Excess Abdominal Fat Associated
with Smaller Brains
The brains of obese individuals may be shrinking. According to a recent study completed at Boston University Medical Center the brain volume of overweight and obese individuals is significantly less than that of their normal weight counterparts.
Researchers tested over 700 individuals who were previously enrolled in the Framingham Offspring Cohort. Visceral and subcutaneous body fat was assessed via abdominal CT scan, while brain volume was measured using MRI. Total brain volume was then compared to the above body composition factors, in addition to Body Mass Index (BMI) and waist circumference.

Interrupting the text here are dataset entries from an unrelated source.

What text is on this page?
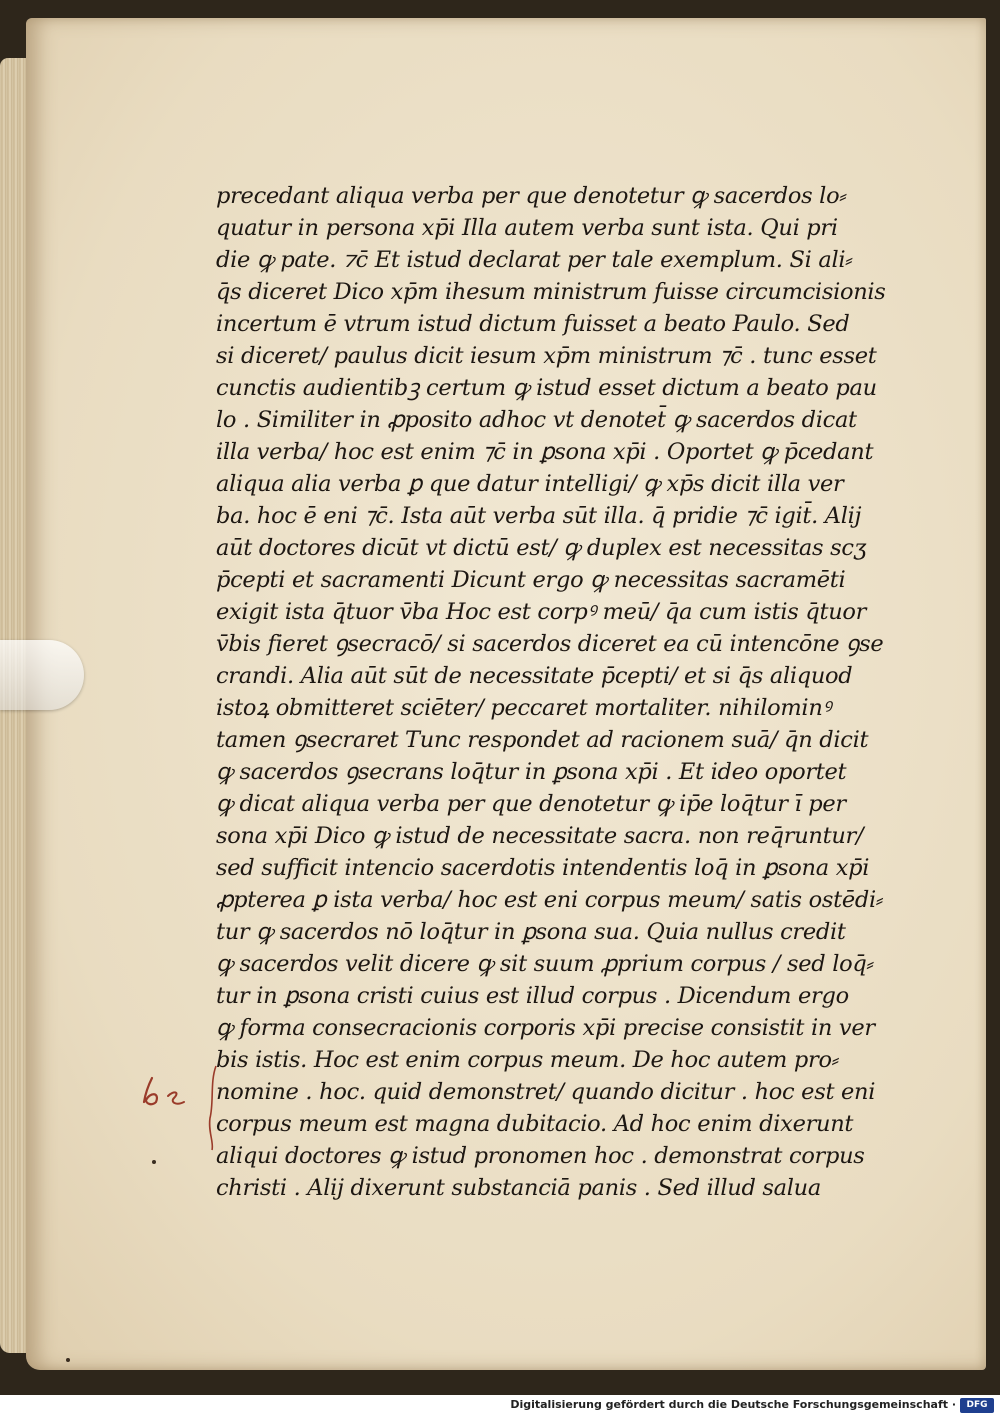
precedant aliqua verba per que denotetur ꝙ sacerdos lo⸗
quatur in persona xp̄i Illa autem verba sunt ista. Qui pri
die ꝙ pate. ⁊c̄ Et istud declarat per tale exemplum. Si ali⸗
q̄s diceret Dico xp̄m ihesum ministrum fuisse circumcisionis
incertum ē vtrum istud dictum fuisset a beato Paulo. Sed
si diceret/ paulus dicit iesum xp̄m ministrum ⁊c̄ . tunc esset
cunctis audientibꝫ certum ꝙ istud esset dictum a beato pau
lo . Similiter in ꝓposito adhoc vt denotet̄ ꝙ sacerdos dicat
illa verba/ hoc est enim ⁊c̄ in ꝑsona xp̄i . Oportet ꝙ p̄cedant
aliqua alia verba ꝑ que datur intelligi/ ꝙ xp̄s dicit illa ver
ba. hoc ē eni ⁊c̄. Ista aūt verba sūt illa. q̄ pridie ⁊c̄ igit̄. Alij
aūt doctores dicūt vt dictū est/ ꝙ duplex est necessitas scʒ
p̄cepti et sacramenti Dicunt ergo ꝙ necessitas sacramēti
exigit ista q̄tuor v̄ba Hoc est corpꝰ meū/ q̄a cum istis q̄tuor
v̄bis fieret ꝯsecracō/ si sacerdos diceret ea cū intencōne ꝯse
crandi. Alia aūt sūt de necessitate p̄cepti/ et si q̄s aliquod
istoꝝ obmitteret sciēter/ peccaret mortaliter. nihilominꝰ
tamen ꝯsecraret Tunc respondet ad racionem suā/ q̄n dicit
ꝙ sacerdos ꝯsecrans loq̄tur in ꝑsona xp̄i . Et ideo oportet
ꝙ dicat aliqua verba per que denotetur ꝙ ip̄e loq̄tur ī per
sona xp̄i Dico ꝙ istud de necessitate sacra. non req̄runtur/
sed sufficit intencio sacerdotis intendentis loq̄ in ꝑsona xp̄i
ꝓpterea ꝑ ista verba/ hoc est eni corpus meum/ satis ostēdi⸗
tur ꝙ sacerdos nō loq̄tur in ꝑsona sua. Quia nullus credit
ꝙ sacerdos velit dicere ꝙ sit suum ꝓprium corpus / sed loq̄⸗
tur in ꝑsona cristi cuius est illud corpus . Dicendum ergo
ꝙ forma consecracionis corporis xp̄i precise consistit in ver
bis istis. Hoc est enim corpus meum. De hoc autem pro⸗
nomine . hoc. quid demonstret/ quando dicitur . hoc est eni
corpus meum est magna dubitacio. Ad hoc enim dixerunt
aliqui doctores ꝙ istud pronomen hoc . demonstrat corpus
christi . Alij dixerunt substanciā panis . Sed illud salua
Digitalisierung gefördert durch die Deutsche Forschungsgemeinschaft ·	DFG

Interestingly the data indicated an inverse relationship between body fat and brain size. The most significant link was between visceral body fat and total brain volume. Simply, the higher the fat the smaller the brain.
Scientists are expecting to explore the underlying mechanisms and speculate hormones such as adiponectin, leptin, resistin or ghrelin may be responsible in part for the brain atrophy noted.
Why is this study important? Researchers have previously uncovered links between obesity and a greater risk for early onset of Alzheimer’s Disease and/or dementia. Until now, the underlying mechanisms behind such a relationship were only speculative. Although there is limited evidence to indicate cognitive impairment resulting from brain shrinkage, scientists hope to find a link that will allow them to understand the obesity-disease relationship.
Press Release: Study Finds Fat Around the Abdomen Associated with Smaller, Older Brains in middle-aged Adults. Boston Medical Center. May 24, 2010.